Plump, pink and vaguely porcine in appearance, this bizarre creature is a Scotoplane – more commonly known as a “Sea Pig”. With its squat little legs and translucent body, it may look like an exotic, alien piglet, but it’s actually a very common and numerous form of sea cucumber.
Sea Pigs live far beneath the waves on the bottom of nearly all the world’s oceans, but particularly on the abyssal plain in the Atlantic, Pacific and Indian Oceans, at depths of over 1,000 meters.
Their comical legs are basically enlarged tubes that have taken on a leg-like appearance, and indeed they’re the only sea cucumbers in the world that walk on legs in this way. However rather than a muscular system, Sea Pigs use water cavities within their skin to inflate and deflate the legs, much like hydraulic pumps.
These little legs propel them all over the sea floor in search of food, but as nutrition is scarce 1,000 metres down, they’re forced to hoover up the mud and detritus that has drifted down from the surface far above and extract what organic particles they can from it. Rather like terrestrial pigs, they use their sense of smell to locate promising food sources, with whale corpses being an especially prized delicacy.

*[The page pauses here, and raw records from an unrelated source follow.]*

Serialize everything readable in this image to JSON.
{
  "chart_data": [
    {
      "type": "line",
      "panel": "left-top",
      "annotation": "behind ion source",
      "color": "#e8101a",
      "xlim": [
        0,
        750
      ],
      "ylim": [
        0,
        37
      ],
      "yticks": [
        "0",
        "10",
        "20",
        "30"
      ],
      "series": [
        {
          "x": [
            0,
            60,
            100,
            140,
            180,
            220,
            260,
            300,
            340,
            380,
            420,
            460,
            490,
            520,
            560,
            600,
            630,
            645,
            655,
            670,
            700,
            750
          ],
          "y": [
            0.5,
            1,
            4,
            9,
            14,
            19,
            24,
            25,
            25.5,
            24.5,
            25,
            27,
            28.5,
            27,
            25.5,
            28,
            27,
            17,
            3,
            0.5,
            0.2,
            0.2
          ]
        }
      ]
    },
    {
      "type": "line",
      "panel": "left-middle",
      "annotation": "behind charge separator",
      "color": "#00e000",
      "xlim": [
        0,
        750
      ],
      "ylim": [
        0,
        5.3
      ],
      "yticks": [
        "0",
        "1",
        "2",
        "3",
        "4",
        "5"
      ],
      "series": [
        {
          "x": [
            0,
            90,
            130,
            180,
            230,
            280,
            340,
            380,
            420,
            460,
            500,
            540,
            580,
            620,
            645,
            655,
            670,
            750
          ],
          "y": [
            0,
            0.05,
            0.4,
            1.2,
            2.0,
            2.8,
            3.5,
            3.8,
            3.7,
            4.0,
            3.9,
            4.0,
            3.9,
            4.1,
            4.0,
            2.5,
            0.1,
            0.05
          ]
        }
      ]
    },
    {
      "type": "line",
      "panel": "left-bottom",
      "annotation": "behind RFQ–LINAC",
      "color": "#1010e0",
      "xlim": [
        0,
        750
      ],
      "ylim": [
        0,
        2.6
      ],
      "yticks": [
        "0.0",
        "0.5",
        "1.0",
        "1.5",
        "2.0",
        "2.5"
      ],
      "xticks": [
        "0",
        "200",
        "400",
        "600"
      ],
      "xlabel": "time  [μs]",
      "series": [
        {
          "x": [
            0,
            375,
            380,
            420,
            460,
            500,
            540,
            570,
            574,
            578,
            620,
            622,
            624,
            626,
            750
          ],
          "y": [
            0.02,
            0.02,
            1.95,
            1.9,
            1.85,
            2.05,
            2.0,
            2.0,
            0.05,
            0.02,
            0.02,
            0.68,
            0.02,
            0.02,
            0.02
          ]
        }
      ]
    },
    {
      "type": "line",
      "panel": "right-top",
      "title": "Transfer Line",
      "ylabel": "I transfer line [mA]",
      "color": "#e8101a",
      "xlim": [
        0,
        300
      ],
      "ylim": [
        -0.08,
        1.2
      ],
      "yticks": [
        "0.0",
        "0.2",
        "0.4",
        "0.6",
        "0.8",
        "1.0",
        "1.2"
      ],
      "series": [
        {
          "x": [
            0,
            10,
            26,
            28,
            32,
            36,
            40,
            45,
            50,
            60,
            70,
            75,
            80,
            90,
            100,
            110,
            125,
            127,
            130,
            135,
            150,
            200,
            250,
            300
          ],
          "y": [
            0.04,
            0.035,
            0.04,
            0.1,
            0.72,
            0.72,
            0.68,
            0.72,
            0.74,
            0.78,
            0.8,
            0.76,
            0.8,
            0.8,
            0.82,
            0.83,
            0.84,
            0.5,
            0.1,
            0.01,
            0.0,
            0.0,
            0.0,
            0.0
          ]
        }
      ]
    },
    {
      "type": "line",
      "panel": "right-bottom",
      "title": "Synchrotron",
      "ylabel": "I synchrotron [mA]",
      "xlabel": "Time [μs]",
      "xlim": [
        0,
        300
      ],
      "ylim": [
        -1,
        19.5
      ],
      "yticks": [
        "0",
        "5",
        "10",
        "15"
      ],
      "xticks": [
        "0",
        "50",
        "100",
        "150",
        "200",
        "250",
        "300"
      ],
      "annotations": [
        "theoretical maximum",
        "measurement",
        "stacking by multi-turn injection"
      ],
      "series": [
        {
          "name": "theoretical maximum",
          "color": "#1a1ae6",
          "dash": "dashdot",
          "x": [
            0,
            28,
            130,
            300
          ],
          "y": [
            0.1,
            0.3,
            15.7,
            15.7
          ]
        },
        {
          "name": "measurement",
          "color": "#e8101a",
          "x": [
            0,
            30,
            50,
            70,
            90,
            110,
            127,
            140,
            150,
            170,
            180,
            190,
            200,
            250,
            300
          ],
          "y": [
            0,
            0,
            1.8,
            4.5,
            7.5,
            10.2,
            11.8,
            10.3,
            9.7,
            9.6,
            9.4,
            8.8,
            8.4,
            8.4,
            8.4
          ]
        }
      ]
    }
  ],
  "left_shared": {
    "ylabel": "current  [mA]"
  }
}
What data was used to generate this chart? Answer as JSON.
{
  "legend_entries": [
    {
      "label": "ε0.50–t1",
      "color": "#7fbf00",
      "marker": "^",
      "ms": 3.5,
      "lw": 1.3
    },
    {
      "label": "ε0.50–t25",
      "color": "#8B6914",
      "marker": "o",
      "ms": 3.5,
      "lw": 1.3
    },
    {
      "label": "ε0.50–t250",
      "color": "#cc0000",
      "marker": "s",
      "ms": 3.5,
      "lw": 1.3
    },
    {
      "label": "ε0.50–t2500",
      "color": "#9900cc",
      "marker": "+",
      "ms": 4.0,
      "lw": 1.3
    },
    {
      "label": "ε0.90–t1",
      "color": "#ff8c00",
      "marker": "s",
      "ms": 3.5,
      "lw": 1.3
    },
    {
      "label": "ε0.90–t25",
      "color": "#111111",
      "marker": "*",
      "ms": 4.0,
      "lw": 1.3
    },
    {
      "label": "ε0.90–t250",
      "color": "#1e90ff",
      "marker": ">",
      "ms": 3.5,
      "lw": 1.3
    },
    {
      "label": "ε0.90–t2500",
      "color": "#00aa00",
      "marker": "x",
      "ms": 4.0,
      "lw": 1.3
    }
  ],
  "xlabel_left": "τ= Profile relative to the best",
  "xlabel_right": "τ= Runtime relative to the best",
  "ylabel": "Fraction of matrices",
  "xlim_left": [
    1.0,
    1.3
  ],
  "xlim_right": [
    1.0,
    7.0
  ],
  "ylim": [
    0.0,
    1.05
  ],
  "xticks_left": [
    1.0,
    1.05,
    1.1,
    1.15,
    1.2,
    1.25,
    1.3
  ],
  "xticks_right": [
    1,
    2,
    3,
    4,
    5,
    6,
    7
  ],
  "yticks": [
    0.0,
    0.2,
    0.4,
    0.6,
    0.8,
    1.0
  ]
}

Due to the difficulty of studying creatures that live so far down, scientists still know very little about their ecology and behaviour, but unusually for sea cucumbers, they’re often found congregating in great numbers. Whether they’re actually social creatures remains unknown, but it could simply be that their sheer abundance means they’re naturally spotted in their hundreds and thousands in the same area.